Der BGH klärt in seinem Urteil vom 18.07.2013 die Frage, ob der Umstand, dass eine Befriedigung eines Gesellschaftsdarlehens i. S. des § 135 InsO nur innerhalb von einem Jahr vor dem Eröffnungsantrag möglich ist (§ 135 Abs. 1 Nr. 2 InsO), Sperrwirkung dergestalt entfaltet, als dass eine Anfechtung der Sicherung eines solchen Darlehens, die bis zu zehn Jahren vor Antragstellung möglich wäre (§ 135 Abs. 1 Nr. 1 InsO), ausgeschlossen ist. Nahezu zeitgleich hatte Bitter (ZIP 2013, 1497, 1500) noch betont, dass wohl Einigkeit insoweit bestehen dürfte, als die Anfechtung nach § 135 Abs. 1 Nr. 1 InsO ausgeschlossen sei, wenn die zur Befriedigung des Gesellschafters führende Verwertung der Sicherheit früher als ein Jahr vor dem Insolvenzantrag erfolgte. Einer solchen Sperrwirkung tritt der BGH eindeutig entgegen (Zustimmend Bork, EWiR 2013, 521 f; Thole; NZI 2013, 745 f. [de lege lata]; a.A. weiterhin Bitter, ZIP 2013, 1583 f.).

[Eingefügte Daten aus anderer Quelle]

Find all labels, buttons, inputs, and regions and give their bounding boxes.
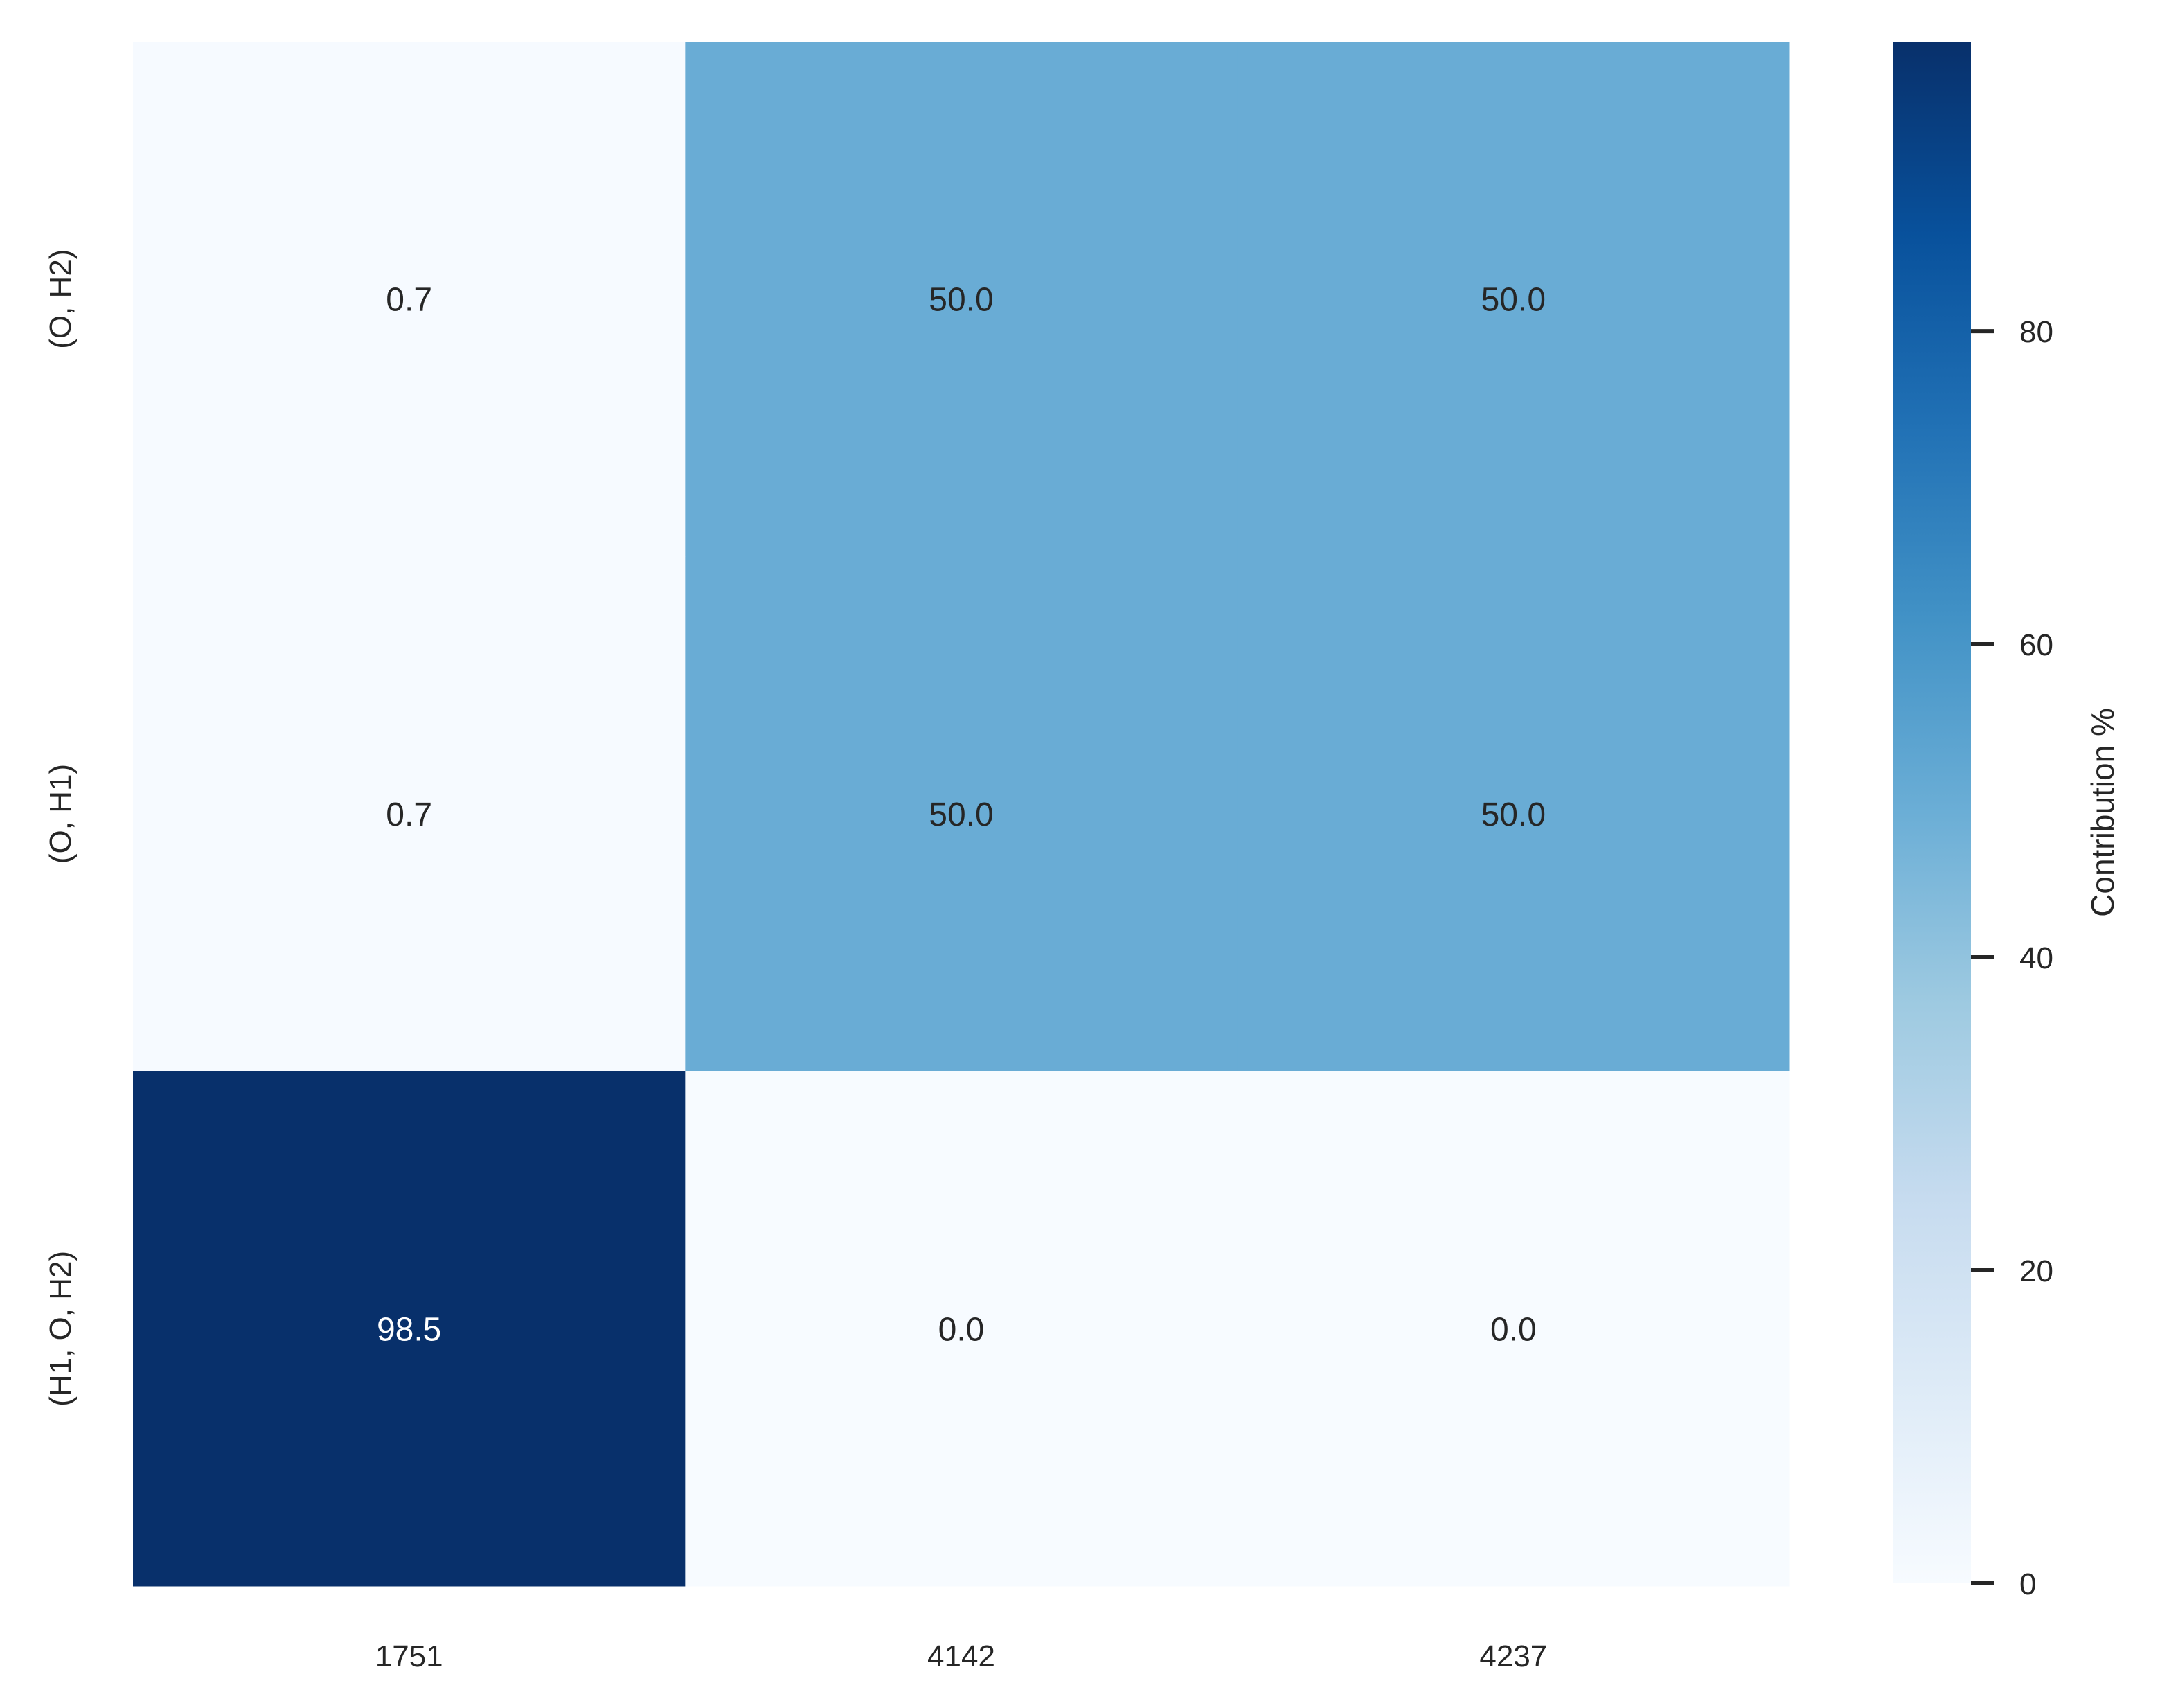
colorbar-tick-label: 20 bbox=[2019, 1254, 2053, 1288]
colorbar-tick-label: 0 bbox=[2019, 1567, 2036, 1601]
heatmap-cell bbox=[133, 1071, 686, 1587]
x-tick-label: 1751 bbox=[375, 1639, 443, 1673]
heatmap-cell bbox=[1237, 1071, 1790, 1587]
cell-value-label: 0.7 bbox=[386, 282, 432, 319]
heatmap-cell bbox=[685, 1071, 1238, 1587]
y-tick-label: (H1, O, H2) bbox=[44, 1251, 78, 1407]
cell-value-label: 0.7 bbox=[386, 797, 432, 833]
x-tick-label: 4237 bbox=[1479, 1639, 1547, 1673]
cell-value-label: 50.0 bbox=[929, 282, 993, 319]
x-axis-tick-labels: 1751 4142 4237 bbox=[375, 1639, 1548, 1673]
colorbar-gradient bbox=[1893, 42, 1971, 1583]
colorbar-label: Contribution % bbox=[2085, 708, 2121, 917]
colorbar-tick-label: 80 bbox=[2019, 315, 2053, 349]
colorbar-ticks: 0 20 40 60 80 bbox=[1971, 315, 2053, 1601]
cell-value-label: 0.0 bbox=[1490, 1311, 1537, 1348]
y-tick-label: (O, H2) bbox=[44, 249, 78, 349]
cell-value-label: 0.0 bbox=[938, 1311, 985, 1348]
x-tick-label: 4142 bbox=[927, 1639, 995, 1673]
colorbar-tick-label: 60 bbox=[2019, 628, 2053, 662]
cell-value-label: 50.0 bbox=[1481, 282, 1546, 319]
heatmap-cell bbox=[1237, 556, 1790, 1072]
colorbar-tick-label: 40 bbox=[2019, 941, 2053, 975]
cell-value-label: 50.0 bbox=[929, 797, 993, 833]
heatmap-cell bbox=[685, 42, 1238, 557]
cell-value-label: 50.0 bbox=[1481, 797, 1546, 833]
heatmap-cell bbox=[133, 556, 686, 1072]
y-tick-label: (O, H1) bbox=[44, 764, 78, 864]
heatmap-cell bbox=[133, 42, 686, 557]
y-axis-tick-labels: (O, H2) (O, H1) (H1, O, H2) bbox=[44, 249, 78, 1407]
heatmap-cell bbox=[685, 556, 1238, 1072]
heatmap-cells bbox=[133, 42, 1790, 1587]
colorbar: 0 20 40 60 80 Contribution % bbox=[1893, 42, 2121, 1601]
cell-value-label: 98.5 bbox=[377, 1311, 441, 1348]
heatmap-cell bbox=[1237, 42, 1790, 557]
cell-value-labels: 0.7 50.0 50.0 0.7 50.0 50.0 98.5 0.0 0.0 bbox=[377, 282, 1546, 1349]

Nach Auffassung des BGH findet der Anspruch gegen den Beklagten A seine Grundlage in § 135 Abs. 1 Nr. 1 InsO. Von dieser Norm werde auch die Sicherungszession erfasst. Die Anwendbarkeit dieser Norm werde nicht schon dadurch ausgeschlossen, dass A die ihr gewährte Sicherung außerhalb der Frist des § 135 Abs. 1 Nr. 2 InsO (m letzten Jahr vor dem Eröffnungsantrag oder nach diesem Antrag) zur teilweisen Befriedigung ihrer Forderung verwertet hat.
Der BGH stellt sich damit gegen die im Schrifttum vertretene Auffassung, wonach bei der Verwertung einer Sicherung durch den Gesellschafter wegen der darin lie-genden Befriedigung nur eine Anfechtung nach § 135 Abs. 1 Nr. 2 InsO in Betracht komme. Begründet wurde dies damit, dass eine Sicherung eine bloße Vorstufe der auf ihrer Grundlage bewirkten Befriedigung darstelle und darum § 135 Abs. 1 Nr. 2 InsO im Verhältnis zu § 135 Abs. 1 Nr. 1 InsO eine Sperrwirkung entfalte (Bork/Schäfer/Thiessen, GmbHG, 2. Aufl., Anhang zu § 30 Rn. 68; Saenger/Inhester/Kolmann, GmbHG, Anhang § 30 Rn. 177; Baumbach/Hueck/Fastrich, GmbHG, 20. Aufl., Anhang § 30 Rn. 64; Reuter in Festschrift Wellensiek, 2011, S. 531, 535 f; wohl auch Altmeppen, NZG 2013, 441, 442.).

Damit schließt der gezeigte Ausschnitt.